Fenton-based processes with four different iron salts in two different dosing modes were used to pretreat rice straw (RS) samples to increase their enzymatic digestibility. The composition analysis shows that the RS sample pretreated by the dosing mode of iron salt adding into H2O2 has a much lower hemicellulose content than that pretreated by the dosing mode of H2O2 adding into iron salt, and the RS sample pretreated by the chloride salt-based Fenton process has a much lower lignin content and a slightly lower hemicellulose content than that pretreated by the sulphate salt-based Fenton process. The higher concentration of reducing sugar observed on the RS sample with lower lignin and hemicellulose contents justifies that the Fenton-based process could enhance the enzymic hydrolysis of RS by removing hemicellulose and lignin and increasing its accessibility to cellulase. FeCl3·6H2O adding into H2O2 is the most efficient Fenton-based process for RS pretreatment.

Ultrasound-assisted alkaline pretreatment for enhancing the enzymatic hydrolysis of rice straw by using the heat energy dissipated from ultrasonication.

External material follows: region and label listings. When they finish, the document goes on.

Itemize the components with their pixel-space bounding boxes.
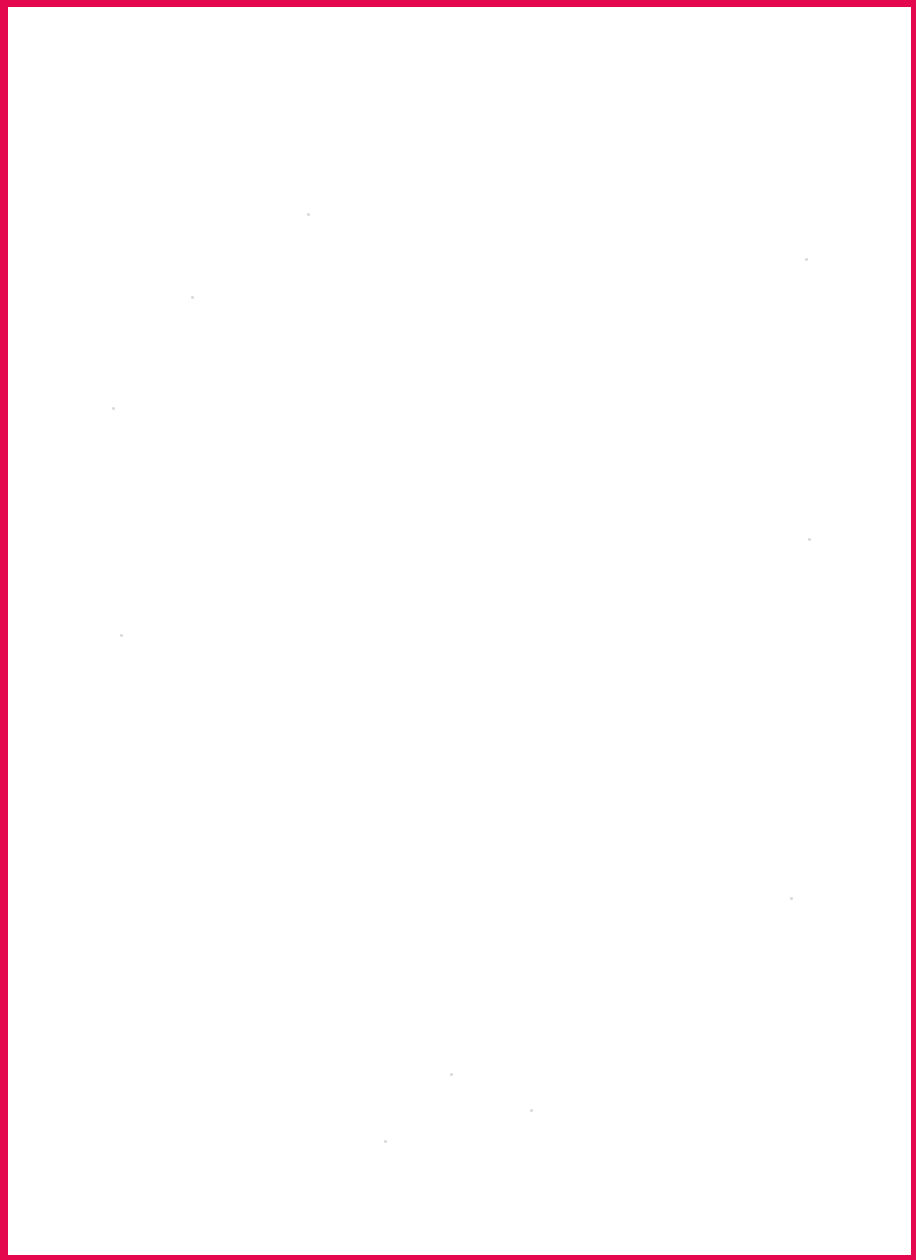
page-border-top bbox=[0, 0, 916, 7]
paper-sheet bbox=[8, 7, 911, 1255]
scan-speckle bbox=[191, 296, 194, 299]
scan-speckle bbox=[808, 538, 811, 541]
scan-speckle bbox=[307, 213, 310, 216]
scan-speckle bbox=[384, 1140, 387, 1143]
scan-speckle bbox=[790, 897, 793, 900]
page-border-left bbox=[0, 0, 8, 1260]
scan-speckle bbox=[530, 1109, 533, 1112]
scan-speckle bbox=[112, 407, 115, 410]
page-border-bottom bbox=[0, 1255, 916, 1260]
scan-speckle bbox=[805, 258, 808, 261]
page-border-right bbox=[911, 0, 916, 1260]
scan-speckle bbox=[120, 634, 123, 637]
scan-speckle bbox=[450, 1073, 453, 1076]
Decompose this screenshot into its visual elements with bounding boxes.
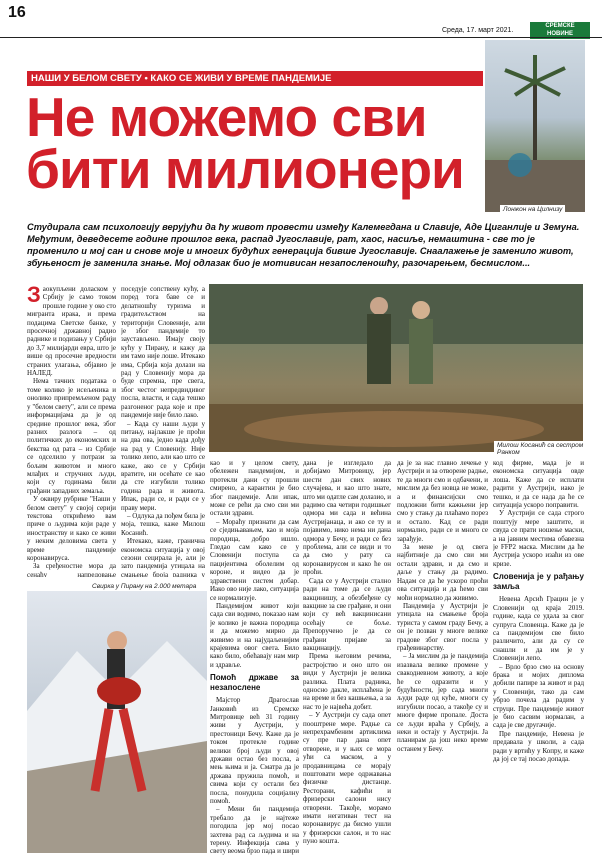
hunters-photo: [209, 284, 583, 452]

Rice straw samples were exposed to ultrasound-assisted alkaline (NaOH) pretreatment by using the heat energy dissipated from ultrasonication to increase their enzymatic digestibility for saccharification. The characterization shows that the pretreatment could selectively remove lignin and hemicellulose without degrading cellulose, and increase porosity and surface area of rice straw. The porosity, surface area and cellulose content of rice straw increased with the increasing concentration of NaOH used. The rice straw sample pretreated by using the heat energy dissipated from ultrasonication has a higher surface area and a lower crystallinity index value than that pretreated by using the external source of heating, and the amount of reducing sugar released from the former sample at 48h of enzymatic saccharification, which is about 3.5 times as large as that from the untreated rice straw sample (2.91vs. 0.85gL-1), is slightly larger than that from the latter sample (2.91vs. 2.73gL-1). The ultrasound-assisted alkaline pretreatment by using the heat energy dissipated from ultrasonication was proved to be a reliable and effective method for rice straw pretreatment.

Pretreatment of rice straw by ultrasound-assisted Fenton process.

Fenton's reagent, ultrasound, and the combination of Fenton's reagent and ultrasound were used to pretreat rice straw (RS) to increase its enzymatic digestibility for saccharification. The characterization shows that compared with ultrasound, Fenton's reagent pretreatment was more efficient in increasing the specific surface area and decreasing the degree of polymerization (DP) of RS. The enzymatic hydrolysis results showed that the RS pretreated by ultrasound-assisted Fenton's reagent (U/F-RS), which exhibited the largest specific surface area and the lowest DP value, had the highest enzymatic activity, and the amount of reducing sugar released from U/F-RS at 48h of enzymatic saccharification is about 4 times as large as that from raw RS and 1.5 times as large as that from Fenton's reagent pretreated RS. The ultrasound-assisted Fenton process provides a reliable and effective method for RS pretreatment.

Depolymerization of microcrystalline cellulose by the combination of ultrasound and Fenton reagent.

In this study, the combined use of Fenton reagent and ultrasound to the pretreatment of microcrystalline cellulose (MCC) for subsequent enzyme hydrolysis was investigated. The morphological analysis showed that the aspect ratio of MCC was greatly reduced after pretreatment. The X-ray diffraction (XRD) and degree of polymerization (DP) analyses showed that Fenton reagent was more efficient in decreasing the crystallinity of MCC while ultrasound was more efficient in decreasing the DP of MCC. The combination of Fenton reaction and ultrasound, which produced the lowest crystallinity (84.8 ± 0.2%) and DP (124.7 ± 0.6) of MCC and the highest yield of reducing sugar (22.9 ± 0.3 g/100 g), provides a promising pretreatment process for MCC depolymerization.